The Extraordinary Longevity of Salamanders

An impressive regenerative capacity often goes hand in hand with longevity. Salamanders are capable of regrowth of lost limbs and injured internal organs, and are unusually long-lived for their size. Like other smaller species that exhibit an exceptional life span, salamanders are the subject of research initiatives that aim to find the relevant biochemical differences that produce greater species longevity. Additionally, scientists are very interested in understanding the specific mechanistic differences between mammals, largely incapable of regeneration without scarring, and species such as salamanders that are capable of scarless regeneration.

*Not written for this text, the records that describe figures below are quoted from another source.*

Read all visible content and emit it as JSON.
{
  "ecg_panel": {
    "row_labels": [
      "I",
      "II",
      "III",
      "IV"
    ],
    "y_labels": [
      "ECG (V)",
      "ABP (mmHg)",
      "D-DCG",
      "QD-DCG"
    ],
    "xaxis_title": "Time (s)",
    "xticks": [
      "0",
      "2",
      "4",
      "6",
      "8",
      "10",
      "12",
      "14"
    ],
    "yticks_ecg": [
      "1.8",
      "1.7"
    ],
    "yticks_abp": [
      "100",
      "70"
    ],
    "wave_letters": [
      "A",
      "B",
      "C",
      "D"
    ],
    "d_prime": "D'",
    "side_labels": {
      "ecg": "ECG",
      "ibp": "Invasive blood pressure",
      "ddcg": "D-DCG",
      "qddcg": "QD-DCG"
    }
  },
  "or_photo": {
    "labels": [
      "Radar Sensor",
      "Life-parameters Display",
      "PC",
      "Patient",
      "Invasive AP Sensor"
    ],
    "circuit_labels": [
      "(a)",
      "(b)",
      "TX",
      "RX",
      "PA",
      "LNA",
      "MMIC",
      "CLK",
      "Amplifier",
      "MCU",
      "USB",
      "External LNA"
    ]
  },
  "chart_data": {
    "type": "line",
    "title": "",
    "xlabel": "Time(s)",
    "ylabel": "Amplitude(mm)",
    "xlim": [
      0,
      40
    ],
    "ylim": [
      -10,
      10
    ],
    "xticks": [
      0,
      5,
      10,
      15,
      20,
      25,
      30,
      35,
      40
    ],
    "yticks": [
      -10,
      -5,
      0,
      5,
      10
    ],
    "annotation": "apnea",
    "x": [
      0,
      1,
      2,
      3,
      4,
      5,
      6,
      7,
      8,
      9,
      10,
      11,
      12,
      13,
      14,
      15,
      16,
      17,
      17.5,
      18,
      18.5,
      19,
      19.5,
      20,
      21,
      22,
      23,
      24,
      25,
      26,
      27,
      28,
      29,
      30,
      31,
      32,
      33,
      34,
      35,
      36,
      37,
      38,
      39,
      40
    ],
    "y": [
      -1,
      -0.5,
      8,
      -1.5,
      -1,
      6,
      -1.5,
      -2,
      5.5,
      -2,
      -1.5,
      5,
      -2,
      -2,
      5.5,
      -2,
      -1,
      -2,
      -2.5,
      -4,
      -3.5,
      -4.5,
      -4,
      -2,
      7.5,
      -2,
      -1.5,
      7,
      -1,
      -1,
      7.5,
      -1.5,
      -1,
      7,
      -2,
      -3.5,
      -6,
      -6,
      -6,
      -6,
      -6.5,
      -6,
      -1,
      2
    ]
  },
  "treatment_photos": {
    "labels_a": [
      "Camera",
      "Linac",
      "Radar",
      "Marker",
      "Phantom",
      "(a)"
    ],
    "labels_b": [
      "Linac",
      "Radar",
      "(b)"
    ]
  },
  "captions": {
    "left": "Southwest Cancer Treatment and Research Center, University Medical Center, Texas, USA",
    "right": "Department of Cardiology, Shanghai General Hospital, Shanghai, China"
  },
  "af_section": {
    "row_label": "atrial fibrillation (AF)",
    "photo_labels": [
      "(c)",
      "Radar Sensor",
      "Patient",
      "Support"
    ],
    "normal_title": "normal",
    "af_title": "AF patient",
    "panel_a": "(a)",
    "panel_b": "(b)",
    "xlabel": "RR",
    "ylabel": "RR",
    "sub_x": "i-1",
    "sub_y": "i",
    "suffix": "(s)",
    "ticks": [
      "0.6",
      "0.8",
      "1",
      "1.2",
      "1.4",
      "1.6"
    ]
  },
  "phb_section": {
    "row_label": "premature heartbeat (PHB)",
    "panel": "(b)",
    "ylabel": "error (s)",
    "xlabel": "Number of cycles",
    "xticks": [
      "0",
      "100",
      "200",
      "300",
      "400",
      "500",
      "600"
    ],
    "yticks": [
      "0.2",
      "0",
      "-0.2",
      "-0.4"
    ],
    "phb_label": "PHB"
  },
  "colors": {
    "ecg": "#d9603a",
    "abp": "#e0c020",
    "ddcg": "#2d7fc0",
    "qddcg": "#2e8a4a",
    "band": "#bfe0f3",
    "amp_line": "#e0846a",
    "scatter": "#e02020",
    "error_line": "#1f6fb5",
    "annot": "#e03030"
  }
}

More inroads have been made into the question of regeneration than the question of longevity, and it remains far too early to say whether or not there is anything in salamander biochemistry that can be adapted into therapies and safely applied to a mammal in order to lengthen life span. The genetics and cellular metabolism that underlies differences in species life span is a complex swamp of detail piled upon detail, poorly understood and poorly mapped. Progress is slow, as there are only so many researchers in this part of the field, and only so much funding.

Salamander Insights Into Ageing and Rejuvenation

A salient feature of salamander regeneration is its resilience. Urodele regenerative capacity does not decline with time, and most studies suggest it is not impaired by repetitive regeneration events. A landmark study tracked the process of lens regeneration over 16 years in Japanese newts, removing the lens from the same animals 18 times and allowing them to undergo regeneration. Remarkably, the resulting lenses were structurally identical to the original ones and expressed similar levels of lens-specific genes. Subsequent analysis revealed that the transcriptomes of young and old (19-times regenerated) lenses are nearly indistinguishable, showcasing the robustness of newt lens regeneration. Of note, by the end of the study the specimens were at least 30 years old, representing a geriatric population in this species. This provides an interesting contrast to the declines in regenerative capacities observed in most vertebrate contexts.

Additional studies indicate that repetitive amputations do not affect tail regenerative potential in the newt Triturus carnifex, as examined over a 10 year period with up to nine tail regeneration cycles, nor that of the axolotl limb, challenged by five regeneration rounds during 3 years. Taken together, the evidence to date suggests that the ability of urodeles to regenerate complex structures does not decline with time or serial regeneration cycles. In mammals, loss of regenerative potential with ageing has been largely attributed to the ageing of stem cell populations and/or their niche. Whether the prevalence of dedifferentiation as a regenerative mechanism in salamanders is linked to the indefinite nature of their regenerative potential remains an outstanding question.

Beyond their remarkable regenerative abilities, salamanders exhibit extraordinary longevity, constituting lifespan outliers with respect to organismal size. Among animal species, there is a notable correlation between body mass and lifespan, with larger animals living longer. Yet, salamanders break this rule by several orders of magnitude. For example, axolotls - average mass: 60-110g - live over 20 years, and cave olms - Proteus anguinus; average mass: 17g - can surpass 100 years. Indeed, they match and in some cases exceed the lifespan/body mass ratios found in other well-known outliers such as the naked mole rat and Brandt's bat. This is even more remarkable given that most salamander longevity data derive from specimens in the wild, where animals are exposed to environmental challenges, predation, pathogens, and food source fluctuations. Thus, salamanders are not only lifespan outliers, but also in many cases their longevity may be underestimated.